So verhält es sich hier bezüglich des in den vertraglichen Vereinbarungen genannten „Kaufpreis“-Anspruchs. Denn obgleich der ursprüngliche notarielle Kaufvertrag vom 17.12.1992 einen „Kaufpreis“ von „insgesamt vorerst“ 293.966,00 DM nennt, wird diese Gegenleistung in der Vertragsurkunde selbst bereits in verschiedenen Kaufpreiskomponenten aufgegliedert. Dabei ist unter Buchstabe a) der Kaufpreis für „Grund und Boden“ genannt, wohingegen die Buchstaben b) bis e) sich mit Zahlungen für Wasserversorgungs-, Abwasser- und Erschließungsbeiträgen sowie Aufwendungen für Hausanschlüsse befassen. Diese Systematik wurde auch in den folgenden Verhandlungen und Vereinbarungen beibehalten.
10 
Der Schwerpunkt des vorliegenden Rechtsstreites liegt damit - in Anbetracht des diesem zugrundeliegenden Lebenssachverhalts - in den unterschiedlichen Auffassungen der Parteien über die Berechtigung und konkrete Berechnung der geltend gemachten Anschluss- und Erschließungsbeiträge. Bei diesen handelt es sich jedoch um öffentlich-rechtliche Forderungen, so dass eine Vereinbarung über deren konkrete Höhe oder deren Ablösung als öffentlich-rechtlicher Vertrag anzusehen ist (vgl. BVerwG, Urteil vom 21.01.2015 - 9 C 1/14; VGH Baden-Württemberg, Urteil vom 14.04.2011 - 2 S 2898/10; beide zitiert nach Juris). Streitigkeiten aus derartigen Verträgen sind aber - ebenso wie die Frage der Wirksamkeit dieser Vereinbarung und eines etwaigen Anspruchs auf Anpassung dieser Vertragsbestandteile - dem Bereich des öffentlichen Rechts zuzuordnen ist (vgl.
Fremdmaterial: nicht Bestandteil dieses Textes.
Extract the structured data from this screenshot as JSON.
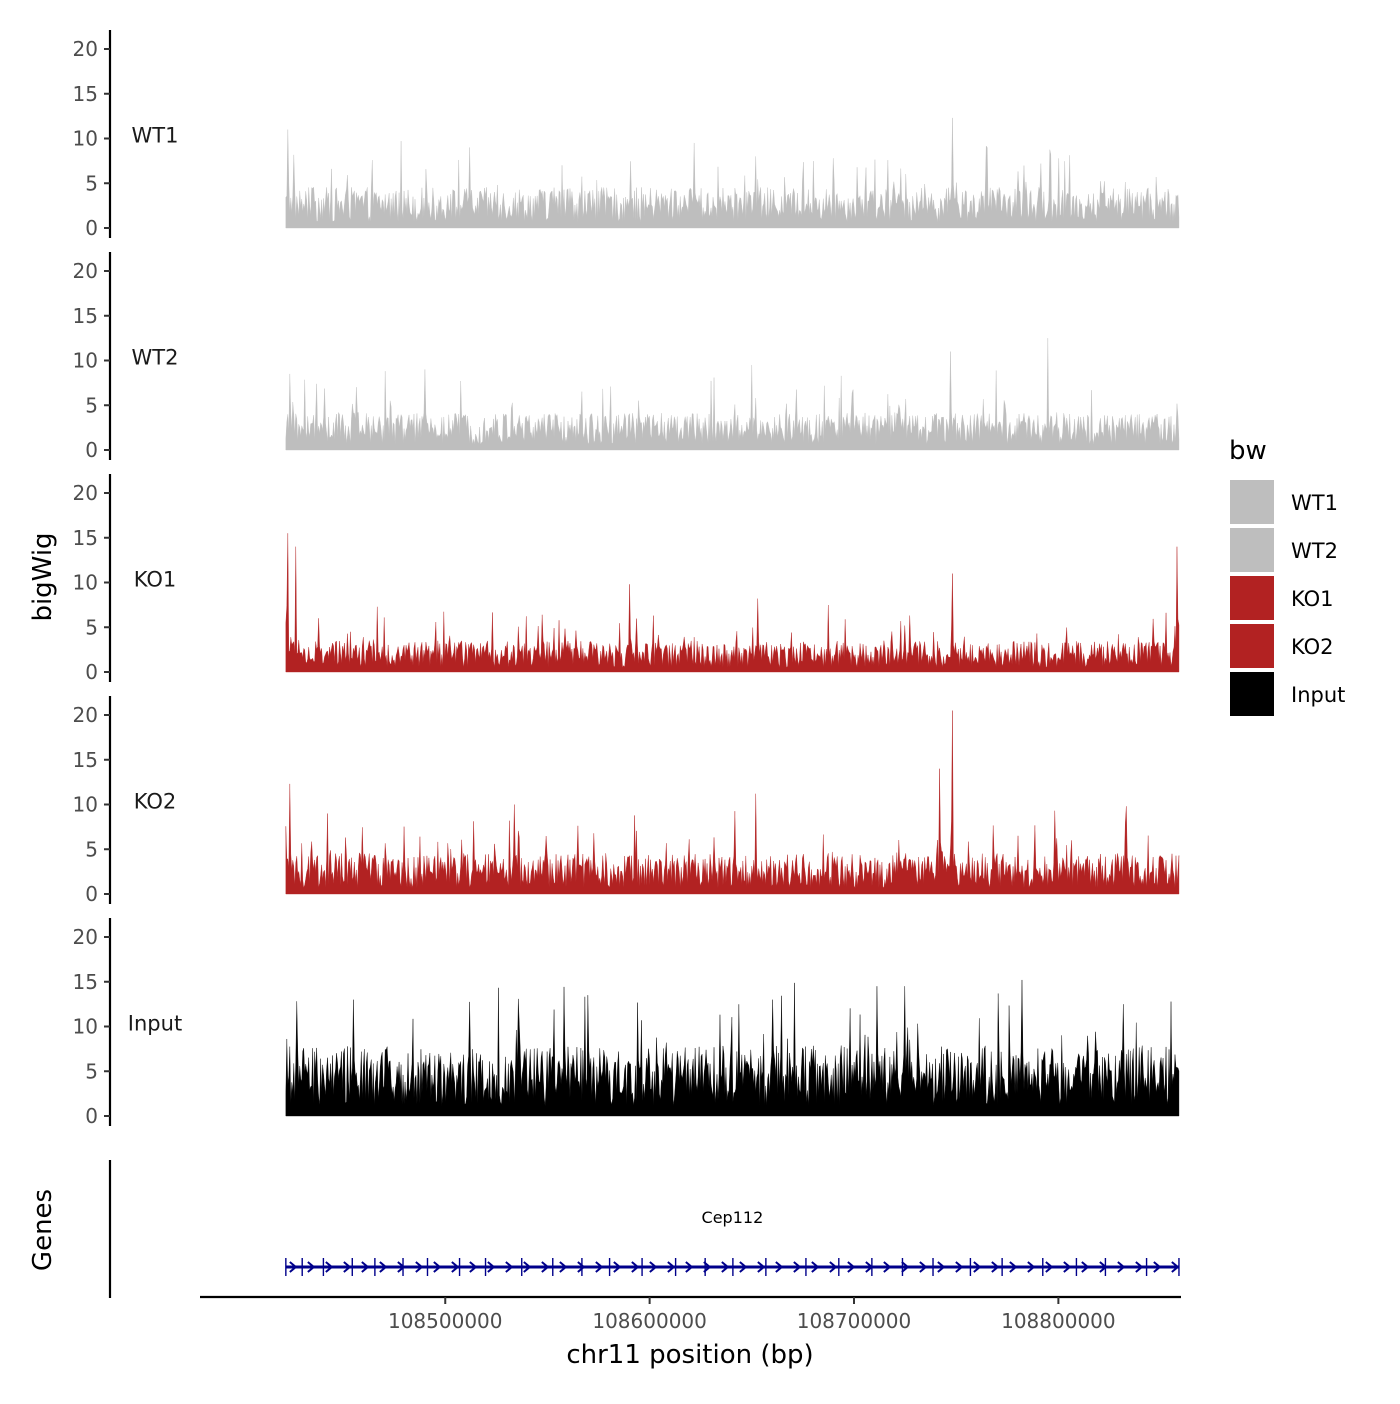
{
  "chart_data": {
    "type": "area",
    "title": "",
    "xlabel": "chr11 position (bp)",
    "ylabel": "bigWig",
    "genes_label": "Genes",
    "xlim": [
      108380000,
      108860000
    ],
    "data_range": [
      108422000,
      108859000
    ],
    "ylim": [
      0,
      22
    ],
    "y_ticks": [
      0,
      5,
      10,
      15,
      20
    ],
    "x_ticks": [
      108500000,
      108600000,
      108700000,
      108800000
    ],
    "x_tick_labels": [
      "108500000",
      "108600000",
      "108700000",
      "108800000"
    ],
    "legend": {
      "title": "bw",
      "position": "right",
      "entries": [
        {
          "label": "WT1",
          "color": "#bebebe"
        },
        {
          "label": "WT2",
          "color": "#bebebe"
        },
        {
          "label": "KO1",
          "color": "#b22222"
        },
        {
          "label": "KO2",
          "color": "#b22222"
        },
        {
          "label": "Input",
          "color": "#000000"
        }
      ]
    },
    "series": [
      {
        "name": "WT1",
        "color": "#bebebe",
        "baseline_mean": 2.6,
        "max": 12.3,
        "peaks": [
          {
            "x": 108423000,
            "y": 11
          },
          {
            "x": 108652000,
            "y": 8
          },
          {
            "x": 108748000,
            "y": 12.3
          },
          {
            "x": 108512000,
            "y": 9
          },
          {
            "x": 108622000,
            "y": 9.5
          }
        ]
      },
      {
        "name": "WT2",
        "color": "#bebebe",
        "baseline_mean": 2.4,
        "max": 12.5,
        "peaks": [
          {
            "x": 108490000,
            "y": 9
          },
          {
            "x": 108650000,
            "y": 9.5
          },
          {
            "x": 108747000,
            "y": 11
          },
          {
            "x": 108795000,
            "y": 12.5
          },
          {
            "x": 108424000,
            "y": 8.5
          }
        ]
      },
      {
        "name": "KO1",
        "color": "#b22222",
        "baseline_mean": 2.0,
        "max": 15.5,
        "peaks": [
          {
            "x": 108423000,
            "y": 15.5
          },
          {
            "x": 108427000,
            "y": 14
          },
          {
            "x": 108590000,
            "y": 9.8
          },
          {
            "x": 108653000,
            "y": 8.2
          },
          {
            "x": 108748000,
            "y": 11
          },
          {
            "x": 108858000,
            "y": 14
          }
        ]
      },
      {
        "name": "KO2",
        "color": "#b22222",
        "baseline_mean": 2.6,
        "max": 20.5,
        "peaks": [
          {
            "x": 108424000,
            "y": 12.3
          },
          {
            "x": 108748000,
            "y": 20.5
          },
          {
            "x": 108742000,
            "y": 14
          },
          {
            "x": 108534000,
            "y": 10
          },
          {
            "x": 108652000,
            "y": 11.2
          },
          {
            "x": 108798000,
            "y": 9.3
          },
          {
            "x": 108833000,
            "y": 9.8
          }
        ]
      },
      {
        "name": "Input",
        "color": "#000000",
        "baseline_mean": 4.5,
        "max": 15.2,
        "peaks": [
          {
            "x": 108782000,
            "y": 15.2
          },
          {
            "x": 108725000,
            "y": 14.5
          },
          {
            "x": 108711000,
            "y": 14.5
          },
          {
            "x": 108570000,
            "y": 13.5
          },
          {
            "x": 108455000,
            "y": 13
          },
          {
            "x": 108660000,
            "y": 13
          }
        ]
      }
    ],
    "genes": [
      {
        "name": "Cep112",
        "start": 108422000,
        "end": 108859000,
        "strand": "+",
        "color": "#00008b"
      }
    ]
  }
}
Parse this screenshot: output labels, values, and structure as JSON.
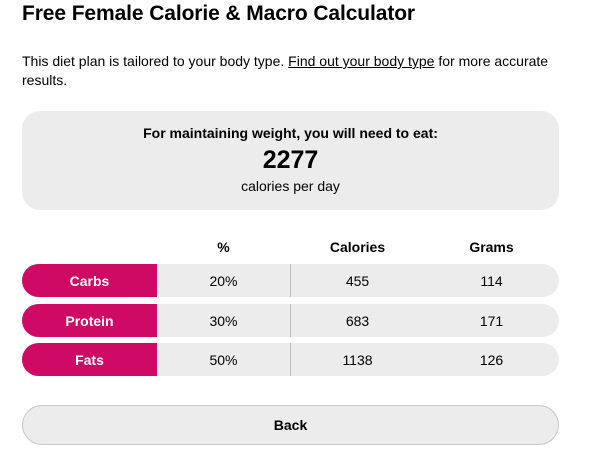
{
  "page": {
    "title": "Free Female Calorie & Macro Calculator"
  },
  "intro": {
    "text_before": "This diet plan is tailored to your body type. ",
    "link_text": "Find out your body type",
    "text_after": " for more accurate results."
  },
  "summary": {
    "lead": "For maintaining weight, you will need to eat:",
    "calories": "2277",
    "unit": "calories per day"
  },
  "table": {
    "headers": [
      "%",
      "Calories",
      "Grams"
    ],
    "rows": [
      {
        "name": "Carbs",
        "percent": "20%",
        "calories": "455",
        "grams": "114"
      },
      {
        "name": "Protein",
        "percent": "30%",
        "calories": "683",
        "grams": "171"
      },
      {
        "name": "Fats",
        "percent": "50%",
        "calories": "1138",
        "grams": "126"
      }
    ]
  },
  "actions": {
    "back_label": "Back"
  },
  "colors": {
    "accent": "#cf0a64",
    "panel": "#ececec"
  }
}
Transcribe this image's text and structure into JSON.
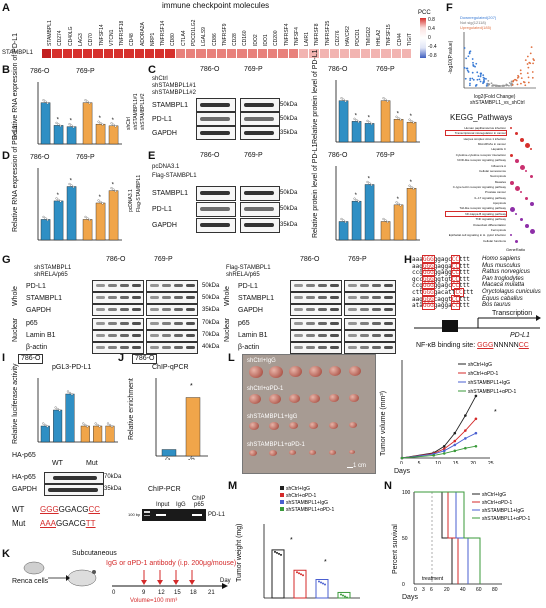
{
  "panel_labels": [
    "A",
    "B",
    "C",
    "D",
    "E",
    "F",
    "G",
    "H",
    "I",
    "J",
    "K",
    "L",
    "M",
    "N"
  ],
  "panelA": {
    "title": "immune checkpoint molecules",
    "row_label": "STAMBPL1",
    "legend_title": "PCC",
    "legend_ticks": [
      "0.8",
      "0.4",
      "0",
      "-0.4",
      "-0.8"
    ],
    "genes": [
      "STAMBPL1",
      "CD274",
      "CD40LG",
      "LAG3",
      "CD70",
      "TNFSF14",
      "VTCN1",
      "TNFRSF18",
      "CD48",
      "ADORA2A",
      "NRP1",
      "TNFRSF14",
      "CD80",
      "CTLA4",
      "PDCD1LG2",
      "LGALS9",
      "CD86",
      "TNFRSF9",
      "CD28",
      "CD160",
      "IDO2",
      "IDO1",
      "CD200",
      "TNFRSF4",
      "TNFSF4",
      "LAIR1",
      "TNFRSF8",
      "TNFRSF25",
      "CD276",
      "HAVCR2",
      "PDCD1",
      "TMIGD2",
      "HHLA2",
      "TNFSF15",
      "CD44",
      "TIGIT"
    ],
    "colors": {
      "high": "#d6302c",
      "mid": "#f5c6c4",
      "low": "#3f5fbf"
    }
  },
  "cells": {
    "c786": "786-O",
    "c769": "769-P"
  },
  "panelB": {
    "ylabel": "Relative RNA expression of PD-L1",
    "legend": [
      "shCtrl",
      "shSTAMBPL1#1",
      "shSTAMBPL1#2"
    ],
    "chart_data": {
      "type": "bar",
      "categories": [
        "shCtrl",
        "sh#1",
        "sh#2",
        "shCtrl",
        "sh#1",
        "sh#2"
      ],
      "values": [
        1.0,
        0.45,
        0.42,
        1.0,
        0.48,
        0.44
      ],
      "ylim": [
        0,
        1.5
      ]
    }
  },
  "panelC": {
    "rows": [
      "shCtrl",
      "shSTAMBPL1#1",
      "shSTAMBPL1#2"
    ],
    "blots": [
      "STAMBPL1",
      "PD-L1",
      "GAPDH"
    ],
    "kda": [
      "50kDa",
      "50kDa",
      "35kDa"
    ],
    "ylabel": "Relative protein level of PD-L1",
    "chart_data": {
      "type": "bar",
      "categories": [
        "shCtrl",
        "sh#1",
        "sh#2",
        "shCtrl",
        "sh#1",
        "sh#2"
      ],
      "values": [
        1.0,
        0.5,
        0.45,
        1.0,
        0.55,
        0.48
      ],
      "ylim": [
        0,
        1.5
      ]
    }
  },
  "panelD": {
    "ylabel": "Relative RNA expression of PD-L1",
    "legend": [
      "pcDNA3.1",
      "Flag-STAMBPL1"
    ],
    "chart_data": {
      "type": "bar",
      "categories": [
        "pc",
        "F1",
        "F2",
        "pc",
        "F1",
        "F2"
      ],
      "values": [
        1.0,
        1.9,
        2.6,
        1.0,
        1.8,
        2.4
      ],
      "ylim": [
        0,
        3.5
      ]
    }
  },
  "panelE": {
    "rows": [
      "pcDNA3.1",
      "Flag-STAMBPL1"
    ],
    "blots": [
      "STAMBPL1",
      "PD-L1",
      "GAPDH"
    ],
    "kda": [
      "50kDa",
      "50kDa",
      "35kDa"
    ],
    "ylabel": "Relative protein level of PD-L1",
    "chart_data": {
      "type": "bar",
      "categories": [
        "pc",
        "F1",
        "F2",
        "pc",
        "F1",
        "F2"
      ],
      "values": [
        1.0,
        2.1,
        3.0,
        1.0,
        1.9,
        2.8
      ],
      "ylim": [
        0,
        4
      ]
    }
  },
  "panelF": {
    "legend": [
      "Downregulated(207)",
      "Not sig(12118)",
      "Upregulated(185)"
    ],
    "xlabel": "log2(Fold Change)",
    "subtitle": "shSTAMBPL1_vs_shCtrl",
    "ylabel": "-log10(P.value)",
    "kegg_title": "KEGG_Pathways",
    "pathways": [
      "Human papillomavirus infection",
      "Transcriptional misregulation in cancer",
      "Herpes simplex virus 1 infection",
      "MicroRNAs in cancer",
      "Hepatitis C",
      "Cytokine-cytokine receptor interaction",
      "NOD-like receptor signaling pathway",
      "Influenza A",
      "Cellular senescence",
      "Necroptosis",
      "Measles",
      "C-type lectin receptor signaling pathway",
      "Prostate cancer",
      "IL-17 signaling pathway",
      "Apoptosis",
      "Toll-like receptor signaling pathway",
      "NF-kappa B signaling pathway",
      "TNF signaling pathway",
      "Osteoclast differentiation",
      "Ferroptosis",
      "Epithelial cell signaling in H. pylori infection",
      "Cellular functions",
      "GeneRatio"
    ]
  },
  "panelG": {
    "rows_left": [
      "shSTAMBPL1",
      "shRELA/p65"
    ],
    "rows_right": [
      "Flag-STAMBPL1",
      "shRELA/p65"
    ],
    "whole_blots": [
      "PD-L1",
      "STAMBPL1",
      "GAPDH"
    ],
    "nuclear_blots": [
      "p65",
      "Lamin B1",
      "β-actin"
    ],
    "section_whole": "Whole",
    "section_nuclear": "Nuclear",
    "kda": [
      "50kDa",
      "50kDa",
      "35kDa",
      "70kDa",
      "70kDa",
      "40kDa"
    ]
  },
  "panelH": {
    "sequences": [
      "aaaGGGggagcCCttt",
      "aagGGGgaggaCCttt",
      "ccgGGGggaggCCttt",
      "gccGGGggtgtCCttt",
      "ccgGGGggagcCCttt",
      "cttGGGgacattCCttt",
      "aagGGGcaggtCCttt",
      "ataGGGgaggaCCttt"
    ],
    "species": [
      "Homo sapiens",
      "Mus musculus",
      "Rattus norvegicus",
      "Pan troglodytes",
      "Macaca mulatta",
      "Oryctolagus cuniculus",
      "Equus caballus",
      "Bos taurus"
    ],
    "transcription": "Transcription",
    "gene": "PD-L1",
    "binding_prefix": "NF-κB binding site: ",
    "binding_a": "GGG",
    "binding_mid": "NNNNN",
    "binding_b": "CC"
  },
  "panelI": {
    "cell": "786-O",
    "title": "pGL3-PD-L1",
    "ylabel": "Relative luciferase activity",
    "xlabel": "HA-p65",
    "groups": [
      "WT",
      "Mut"
    ],
    "blots": [
      "HA-p65",
      "GAPDH"
    ],
    "kda": [
      "70kDa",
      "35kDa"
    ],
    "wt_label": "WT",
    "mut_label": "Mut",
    "wt_seq_a": "GGG",
    "wt_seq_mid": "GGACG",
    "wt_seq_b": "CC",
    "mut_seq_a": "AAA",
    "mut_seq_mid": "GGACG",
    "mut_seq_b": "TT",
    "chart_data": {
      "type": "bar",
      "categories": [
        "WT-0",
        "WT-1",
        "WT-2",
        "Mut-0",
        "Mut-1",
        "Mut-2"
      ],
      "values": [
        1.0,
        2.0,
        3.0,
        1.0,
        1.0,
        1.0
      ],
      "ylim": [
        0,
        4
      ]
    }
  },
  "panelJ": {
    "cell": "786-O",
    "title": "ChIP-qPCR",
    "ylabel": "Relative enrichment",
    "pcr_title": "ChIP-PCR",
    "pcr_header": "ChIP",
    "lanes": [
      "Input",
      "IgG",
      "p65"
    ],
    "marker": "100 bp",
    "band_label": "PD-L1",
    "chart_data": {
      "type": "bar",
      "categories": [
        "IgG",
        "p65"
      ],
      "values": [
        1.0,
        9.0
      ],
      "ylim": [
        0,
        12
      ]
    }
  },
  "panelK": {
    "cells": "Renca cells",
    "route": "Subcutaneous",
    "treatment": "IgG or αPD-1 antibody (i.p. 200μg/mouse)",
    "days": [
      "0",
      "9",
      "12",
      "15",
      "18",
      "21"
    ],
    "day_label": "Day",
    "volume_note": "Volume=100 mm³"
  },
  "panelL": {
    "groups": [
      "shCtrl+IgG",
      "shCtrl+αPD-1",
      "shSTAMBPL1+IgG",
      "shSTAMBPL1+αPD-1"
    ],
    "scale": "1 cm",
    "ylabel": "Tumor volume (mm³)",
    "xlabel": "Days",
    "xticks": [
      "0",
      "5",
      "10",
      "15",
      "20",
      "25"
    ],
    "chart_data": {
      "type": "line",
      "x": [
        0,
        9,
        12,
        15,
        18,
        21
      ],
      "series": [
        {
          "name": "shCtrl+IgG",
          "values": [
            0,
            80,
            180,
            380,
            650,
            950
          ]
        },
        {
          "name": "shCtrl+αPD-1",
          "values": [
            0,
            70,
            140,
            260,
            420,
            600
          ]
        },
        {
          "name": "shSTAMBPL1+IgG",
          "values": [
            0,
            60,
            110,
            200,
            300,
            380
          ]
        },
        {
          "name": "shSTAMBPL1+αPD-1",
          "values": [
            0,
            40,
            70,
            110,
            150,
            180
          ]
        }
      ],
      "ylim": [
        0,
        1500
      ]
    },
    "colors": [
      "#222222",
      "#d42a2a",
      "#4a5fd0",
      "#3a9a3a"
    ]
  },
  "panelM": {
    "legend": [
      "shCtrl+IgG",
      "shCtrl+αPD-1",
      "shSTAMBPL1+IgG",
      "shSTAMBPL1+αPD-1"
    ],
    "ylabel": "Tumor weight (mg)",
    "chart_data": {
      "type": "bar",
      "categories": [
        "shCtrl+IgG",
        "shCtrl+αPD-1",
        "shSTAMBPL1+IgG",
        "shSTAMBPL1+αPD-1"
      ],
      "values": [
        520,
        300,
        200,
        60
      ],
      "ylim": [
        0,
        800
      ]
    }
  },
  "panelN": {
    "legend": [
      "shCtrl+IgG",
      "shCtrl+αPD-1",
      "shSTAMBPL1+IgG",
      "shSTAMBPL1+αPD-1"
    ],
    "ylabel": "Percent survival",
    "xlabel": "Days",
    "treatment": "treatment",
    "xticks": [
      "0",
      "3",
      "6",
      "20",
      "40",
      "60",
      "80"
    ],
    "yticks": [
      "0",
      "50",
      "100"
    ]
  },
  "stars": "*"
}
Bayerischer VGH, Beschluss vom 05.05.2014 - 20 C 14.673, zitiert nach Juris; Lamcke in Cosack/Lamcke, Kommunales Abgabenrecht, Stichwort: Verträge über Abgaben Ziffer 2.2, zitiert nach Jurion). Dabei ergeben sich die Voraussetzungen einer derartigen vertraglichen Regelung zwischen der Gemeinde und dem Beitragspflichtigen aus § 26 KAG BW, der sowohl auf Anschluss- als auch auf Erschließungsbeiträge Anwendung findet, in Verbindung mit den einschlägigen Satzungen der Beklagten (vgl. Anlagen B 21 und B 22). Eine grundsätzlich vergleichbare Regelung enthielt in § 10 bereits die zum Zeitpunkt des Vertragsschlusses im Jahr 1992 gültige Fassung des Kommunalabgabengesetzes.
11 
Etwas anderes folgt auch nicht aus der - in der Beschwerdebegründung der Beklagten erneut hervorgehobenen - Berechnung des Kaufpreisanspruchs im Schriftsatz vom 29.09.2014, weil auch nach den Berechnungen der Beklagten ein Teil des Kaufpreises für Grund und Boden der Teilflächen nur dann noch nicht erfüllt wäre, wenn die Zahlungen des Klägers bzw. der OHG oder deren Gesellschafter vorrangig auf Zinsen und Kosten anzurechnen gewesen wären. Ob diese Zinsen und Kosten tatsächlich angefallen sind bzw. dem Kläger entgegengehalten werden können, hängt aber zugleich davon ab, inwieweit die öffentlich-rechtlichen Vertragsbestandteile wirksam sind und ob dem Kläger aus den Abreden über die Anschluss- und Erschließungsbeiträge möglicherweise Gegenrechte zustehen, so dass über beide Fragestellungen nur einheitlich entschieden werden kann. Insoweit ist eine sinnvolle Differenzierung zwischen der etwaigen Restforderung für den auf Grund und Boden entfallenden Kaufpreisanteil und den öffentlich-rechtlichen Kaufpreisanteilen nicht möglich, so dass der etwaig offene Restbetrag - wie er im Schriftsatz vom 29.09.2014 dargelegt wird - nichts daran ändert, dass hier im Kern allein eine öffentlich-rechtliche Streitigkeit gegeben ist, für die die Verwaltungsgerichte zuständig sind (vgl. OLG Karlsruhe, Urteil vom 27.06.1986 - 14 U 162/85 = Justiz 1987, 21).
12 
2. Die Kostenentscheidung folgt aus den §§ 97, 92 Abs. 1 ZPO (vgl. Heßler in Zöller, ZPO, 30. Aufl. 2014, § 567 Rn. 54).
13 
Den Beschwerdewert hält der Senat nach § 3 ZPO mit einem Viertel des Hauptsachestreitwerts für angemessen abgebildet (vgl. OLG Hamburg, Beschluss vom 13.09.2011 - 3 W 50/11, zitiert nach Juris).
14 
Die Rechtsbeschwerde war nach § 17a Abs. 4 S. 5 GVG nicht zuzulassen.